Shape-up or Ship-out: FTC Sends Tough Message to Marketers of Toning Shoes But Fails to Clarify Murky Standard

After much hype on Twitter regarding an action against a “major marketer of consumer goods,” the Federal Trade Commission today announced that it has settled with Skechers USA, Inc. over allegedly deceptive claims that the company made concerning its Shape-ups and other “toning shoes.” The settlement was part of a broader agreement resolving a multi-state investigation led by Attorneys General in Ohio and Tennessee and comes roughly eight months after a similar FTC action against Reebok. For its part, Skechers denies the allegations made by the FTC and Attorneys General and states that it settled the claims to avoid protracted legal proceedings.

The amount of settlement is substantial: $40 million. (Compare this to the $25 million that Reebok paid.) The proceeds, which will likely be paid to consumers through one or more private class action lawsuits, are intended to provide redress for allegedly unsubstantiated claims that Skechers’ toning shoes would help consumers lose weight, build strength, and tone muscles. According to the FTC, Skechers lacked substantiation that its toning shoes provided more weight loss, strengthening, and muscle toning benefits than regular fitness shoes. Although Skechers ran an ad containing a chiropractor’s endorsement of its toning shoes, the FTC alleges that the endorser was married to a Skechers marketing executive and that Skechers paid the endorser to conduct the “independent” clinical study cited in the ad.

In addition to paying $40 million, Skechers agreed to stop making three categories of claims without “competent and reliable scientific evidence” substantiating that those claims are true: (1) strengthening claims, (2) weight loss claims, and (3) “other health or fitness-related claims.”

It is well-established that, before disseminating an ad, a marketer must have a reasonable basis for all express and implied claims contained in the ad. What constitutes a “reasonable basis,” however, is far from uniform. Where a claim relates to a product’s efficacy or its effect on a consumer’s health, the standard is “competent and reliable scientific evidence” (as specified in the FTC’s consent order). This vague standard is not the product of any federal rule or regulation, but rather one that has been developed over many years by agency enforcement precedent and guidance from the FTC. See Direct Marketing Concepts, Inc. v. FTC, 581 F. Supp. 2d 115, 118 (D. Mass. 2008).

To make matters worse, the standard is not only vague, it is also “flexible.” Id. How it applies in a particular case “calls for evaluation of a variety of factors . . . such as the type of product, the type of claim, the benefits of a truthful claim, the cost and feasibility of developing substantiation, the consequences of a false claim, and the amount of substantiation that experts in the field find reasonable.” Id. These abstract guidelines do little to help marketers answer the very practical questions that often underlie substantiation – e.g., whether a human clinical trial is required, whether a study must be double-blinded, and how many subjects are required?

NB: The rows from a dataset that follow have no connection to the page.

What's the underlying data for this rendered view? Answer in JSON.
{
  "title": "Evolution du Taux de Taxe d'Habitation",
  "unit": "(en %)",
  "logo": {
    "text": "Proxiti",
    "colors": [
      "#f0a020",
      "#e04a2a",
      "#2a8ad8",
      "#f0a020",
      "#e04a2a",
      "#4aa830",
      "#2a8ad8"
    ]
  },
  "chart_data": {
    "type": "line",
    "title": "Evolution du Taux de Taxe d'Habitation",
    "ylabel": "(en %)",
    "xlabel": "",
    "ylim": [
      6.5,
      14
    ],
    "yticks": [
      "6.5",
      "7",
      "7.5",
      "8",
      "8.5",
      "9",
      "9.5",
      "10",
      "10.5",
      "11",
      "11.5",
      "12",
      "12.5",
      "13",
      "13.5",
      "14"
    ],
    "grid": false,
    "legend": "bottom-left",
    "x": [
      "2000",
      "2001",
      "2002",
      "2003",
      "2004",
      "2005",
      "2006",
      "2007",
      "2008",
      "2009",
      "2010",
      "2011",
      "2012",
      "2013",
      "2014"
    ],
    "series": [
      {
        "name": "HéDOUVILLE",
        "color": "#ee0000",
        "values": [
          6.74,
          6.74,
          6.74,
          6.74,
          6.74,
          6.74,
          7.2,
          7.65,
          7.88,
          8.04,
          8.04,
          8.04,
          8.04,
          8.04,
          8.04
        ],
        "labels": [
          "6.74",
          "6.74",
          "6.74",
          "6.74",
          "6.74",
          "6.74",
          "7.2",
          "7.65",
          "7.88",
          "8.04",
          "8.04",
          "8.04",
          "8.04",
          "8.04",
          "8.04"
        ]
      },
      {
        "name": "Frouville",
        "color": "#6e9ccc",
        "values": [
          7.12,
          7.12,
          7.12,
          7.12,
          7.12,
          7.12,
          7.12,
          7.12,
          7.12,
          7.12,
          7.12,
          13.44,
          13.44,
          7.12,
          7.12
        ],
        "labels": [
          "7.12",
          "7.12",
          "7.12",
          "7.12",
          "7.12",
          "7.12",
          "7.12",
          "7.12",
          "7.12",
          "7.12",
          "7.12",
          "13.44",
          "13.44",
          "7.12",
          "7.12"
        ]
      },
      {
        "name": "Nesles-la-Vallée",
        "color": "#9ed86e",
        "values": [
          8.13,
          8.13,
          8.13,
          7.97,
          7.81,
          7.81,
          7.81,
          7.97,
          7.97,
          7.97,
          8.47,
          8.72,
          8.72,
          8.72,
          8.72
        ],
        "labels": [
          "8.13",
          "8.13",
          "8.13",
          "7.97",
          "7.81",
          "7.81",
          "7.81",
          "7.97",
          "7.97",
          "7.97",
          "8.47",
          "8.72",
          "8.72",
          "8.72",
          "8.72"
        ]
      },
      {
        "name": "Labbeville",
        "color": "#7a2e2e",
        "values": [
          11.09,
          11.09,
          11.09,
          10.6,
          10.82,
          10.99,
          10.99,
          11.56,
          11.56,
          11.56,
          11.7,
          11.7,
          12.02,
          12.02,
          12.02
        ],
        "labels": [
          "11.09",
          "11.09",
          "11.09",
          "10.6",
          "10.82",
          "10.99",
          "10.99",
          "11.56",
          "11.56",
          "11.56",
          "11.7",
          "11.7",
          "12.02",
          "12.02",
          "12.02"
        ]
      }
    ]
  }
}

The FTC’s consent order provides some interesting insight into what constitutes “competent and reliable scientific evidence,” but unfortunately it perpetuates rather than clears up the confusion posed by the standard’s vague and flexible nature. How does it do this? It provides three different standards of substantiation for each of the three categories of claims. Consider:

  • For muscle-strengthening claims, the order requires “at least one adequate and well-controlled human clinical study . . . that conforms to acceptable designs and protocols [and] is of at least six-weeks duration”;
  • For weight-loss claims, the order requires “at least two adequate and well-controlled human clinical studies . . . conducted by different researchers, independently of each other, that conform to acceptable designs and protocols” (without any mention of duration); and
  • For “other health and fitness-related claims,” the order requires “competent and reliable scientific evidence” – i.e., “tests, analyses, research, or studies that have been conducted and evaluated in an objective manner by qualified persons and are generally accepted in the profession to yield accurate and reliable results.”

Although the niceties of the “reasonable basis” test are no clearer after the Skechers announcement than they were before it, there are several key points to take away from the settlement. First, the FTC’s efforts on claim substantiation are not just focused on nutritional supplements, weight loss products, and other “ingestibles.” The FTC is increasingly targeting consumer marketers making efficacy and health related claims in other contexts. Second, efficacy claims that reference specific percentages (e.g., increased “muscle activation” of up to 85%) seem particularly attractive to the FTC. Both the Skechers and Reebok cases featured very specific quantitative claims about the products at issue. Finally, the FTC continues to push for two clinical studies for certain types of claims even as it requires only a single clinical study for claims that are quite similar (i.e., weight loss and muscle strengthening). While this incongruous approach arguably calls into question the rationale for two studies, marketers can minimize their risk by relying on two clinical studies whenever possible.